There are many rock music awards, but none quite like those given out by Q. For a start, the stars turn up to collect them, even if, as with the Rolling Stones' guitarist, this is a time of day they seldom see. Also, they are brief, with no live performances and no live television link, so the stars actually get to talk to one another and about one another. That, for us eavesdroppers, is where the fun begins. Take the Scottish band Travis, nominated for the Best Newcomer Award. Much muttering from other bands ensued: "They've got two albums out. They've been together three years. What's all this 'newcomer' stuff?"

Some of the dirt was dished in public. The novelist Will Self, presenting the Best Band in the World award did it from the stage. With no hint of a smile or a tongue in his cheek the writer looked over at the table containing the 55-year-old Richards and his fellow Stone Ronnie Wood (52) and said: "I hope it doesn't go to some super group who have to be Zimmerframed on to the stage in some stadium in Sao Paulo."
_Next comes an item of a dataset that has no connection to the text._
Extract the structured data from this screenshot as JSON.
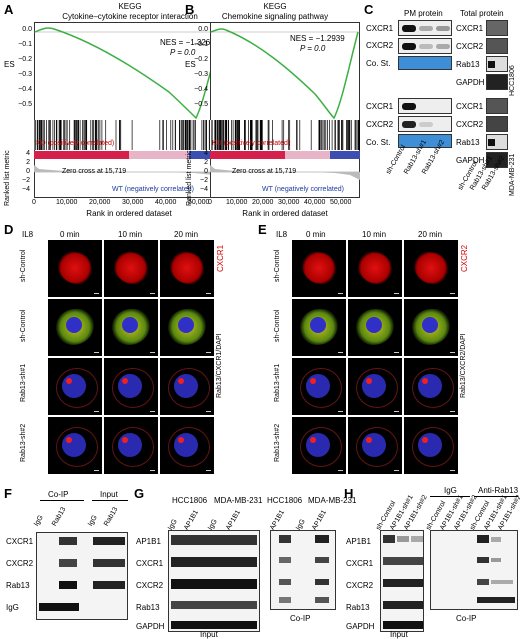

Some of the bands were at least honest about the hyperbole attached to the ceremony.Accepting the Best Band in the World award, the Blur singer Damon Albarn said: "It doesn't seem very objective, this award, considering we don't sell any records in the USA." A fellow band member, getting into the backbiting spirit of the occasion, chimed in: "But nor do U2 or REM."

Presenting Richards with his award, Bob Geldof said the Stones had defined British rock music, particularly its "snotty" aggressive stance. Richards was "a human riff", Geldof said, adding: "He is the coolest cat - people kill for that cool, he doesn't even have to try."

Richards said: "This is November and I get a man of the year award. You get to be man of the year for two months." He then said he was "embarrassed" by the attention and left the stage, to a standing ovation.

The audience also got up on their feet for Ian Dury - who is fighting cancer - when he and his bandmate Chaz Jankel took the Classic Songwriters title. The Best Album title went to the Chemical Brothers for this summer's Surrender, the duo's third album, which was shortlisted for the Mercury Music Prize this year but missed out to Talvin Singh's OK.

The Best Newcomer award at yesterday's event in London's Park Lane Hotel went to the Brixton-based dance duo Basement Jaxx and Travis, who were nominated for three titles, took the Best Single category for their biggest hit "Why Does It Always Rain On Me?". Another three-times nominated act, Stereophonics, were named Best Live Act.

Pop veterans New Order, took the Q Inspiration Award. The quartet - who sprung from the ashes of Joy Division after singer Ian Curtis hanged himself in 1980, helped to bring dance music into the mainstream with the worldwide success of their "Blue Monday" single in 1983.

New Order, who have recently been recording together again, also put credibility back into football songs, with their England World Cup anthem "World In Motion" in 1990. Singer Bernard Sumner paid tribute to Curtis, producer Martin Hannett and manager Rob Gretton who have all died. He said: "Thanks a lot, it's been a long time coming but well deserved."